OCR formatting– scanning with 2 columns

Sometimes I have a scan that has two columns and looks something like this:

The OCR in DEVONthink doesn’t recognize the columns. It generates lines of text that run across the whole page, making copying and pasting a real problem.

Other OCR engines (like the one in PDFPen) handle columns wonderfully… Is there anyway I can access other OCR engines I have licenses too from within DEVONthink? Is there a preference in the IRIS engine I could be tweaking to make this problem go away?

my workflow:
Drop a bunch of stuff into DEVONthink, sort into appropriate folders. At the end of the day, select all non-text pdfs and let DEVONthink run the OCR on them overnight. I REALLY enjoy the batch “convert to pdf+text” in DEVONthink and I don’t want to have to run these docs through a different OCR manually.

Any advice?

I saved your image file to my Desktop, then used File > Import > Images (with OCR) to import it to a database as a searchable PDF.
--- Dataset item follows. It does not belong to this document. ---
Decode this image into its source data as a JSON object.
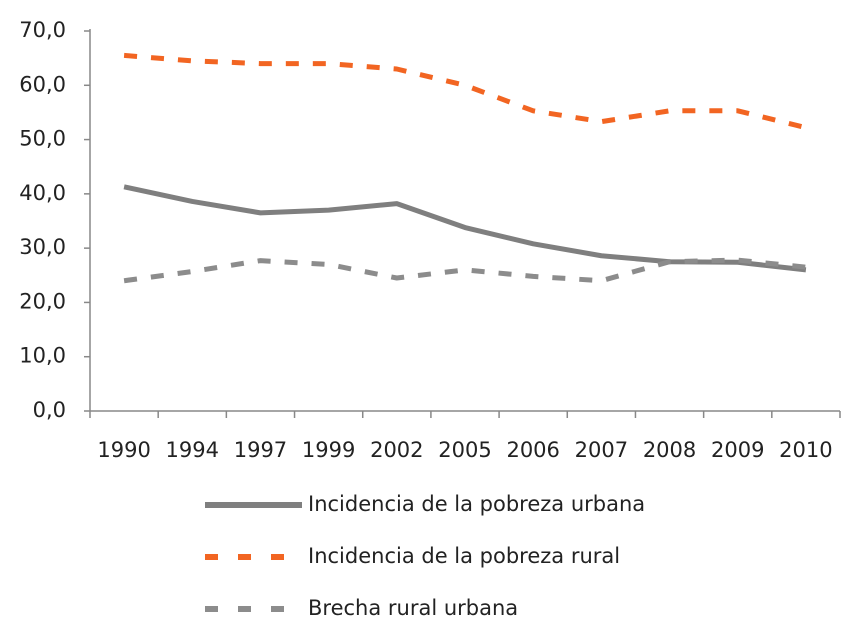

The PDF looked OK, displaying the side-by-side pages as individual columns. It’s easy to select a portion of text by holding down the Option key and “drawing” a box to select the desired text, then copying the selected text to the clipboard. That’s the behavior of OS X PDFKit, which is used by DEVONthink to display PDFs.

However, I noted that the OCR accuracy was extremely poor. You may want to take a look at your scanner settings. Perhaps the resolution is set too low. Acceptable OCR accuracy requires a scan of at least 300 dpi.

OCR accuracy was also very poor with PDFpenPro, which didn’t initially recognize the image as a scan, probably because of low resolution. I’ve found that for scanned images with acceptable resolution, DT Pro Office’s OCR engine is much more accurate than PDFpenPro OCR.

OMG! Option key! This solves everything.


Using the alt key to select a column really should be added to the Devonthink help files. It would have saved me time searching through the forum for this information.